Is the example for convex programming problem (convex program) where Karush-Kuhn-Tucker conditions are met for every $\lambda = (\lambda_0, … ,\lambda_m)$, but the $\lambda_0 = 0$?
X – linear space. $f_i: X \rightarrow \mathbb{R}\cup \{+\infty\}$ – convex functions, $i \in \{0,m\}$
Convex programming problem:
$$ \cases{f_0(x) \rightarrow inf \\
f_i(x)\leq 0, i \in \{1,m\}}$$
For $\lambda = (\lambda_0, … ,\lambda_m)$ let $L(x, \lambda) = \sum f_i(x)\lambda_i$
$\dot{x} – solution$
Karush-Kuhn-Tucker conditions:
- $ \displaystyle\min_{x \in X} L(x, \lambda) = L(\dot{x}, \lambda)$
- $ \lambda_i \geq 0, \quad i \in \{0,m\}$
- $ \lambda_i f_i(\dot{x}) = 0, \quad i \in \{1,m\}$
Best Answer
Take $f_0(x)=x$ and $f_1(x) = x^2$. Then $\dot x =0$ is the only feasible point.

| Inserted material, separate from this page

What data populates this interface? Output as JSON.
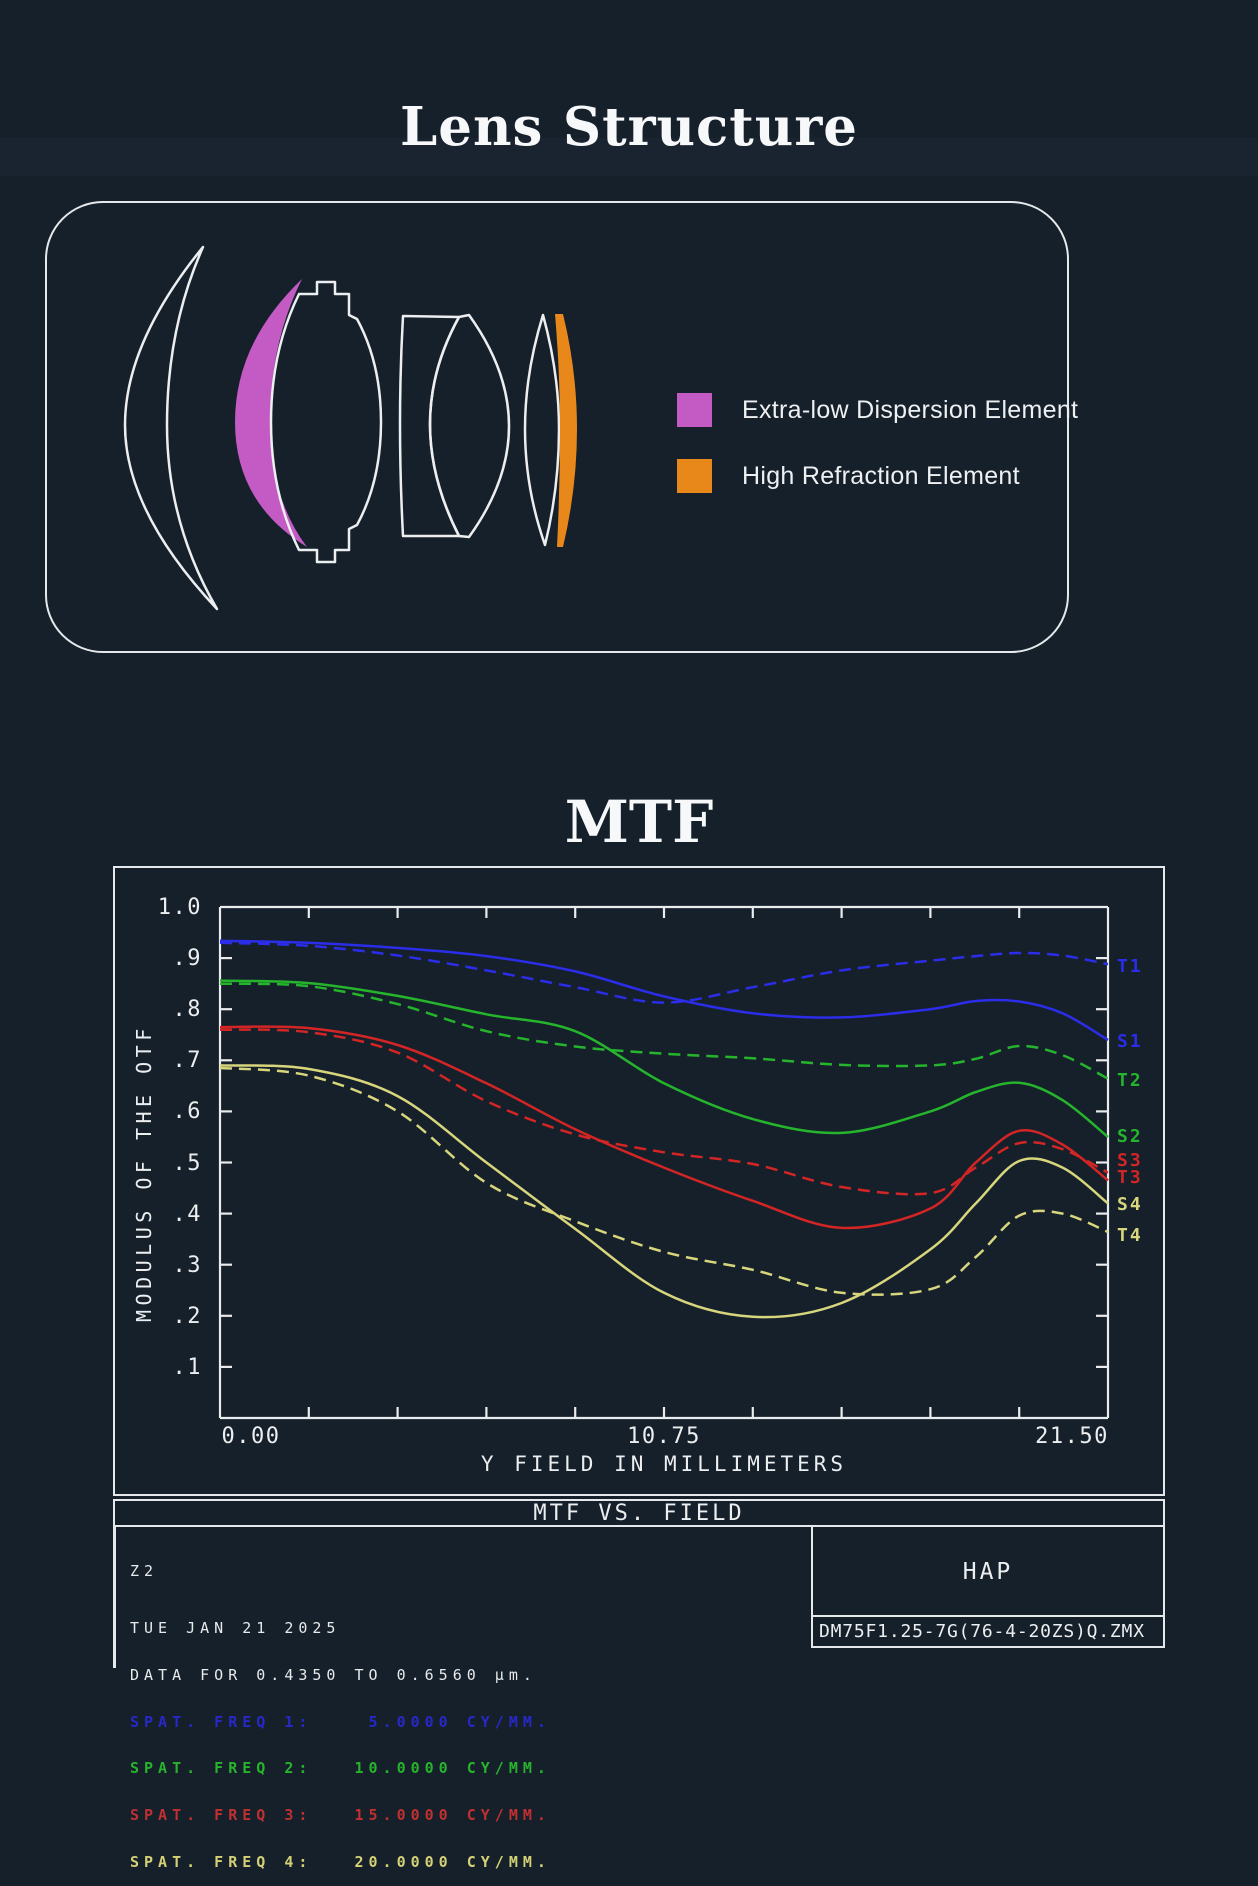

The Lagrange-function $$ L(x,\lambda) = \lambda_0x + \lambda_1 x^2 $$ has no minima if $\lambda_1=0$, $\lambda_0\ne0$. It has a minimum at $x=-\frac{\lambda_0}{2\lambda_1}$ if $\lambda_1>0$. Hence $$ L(\dot x,\lambda ) = \inf_x L(x,\lambda) $$ is true if and only if $\lambda_0=0$ and $\lambda_1>0$.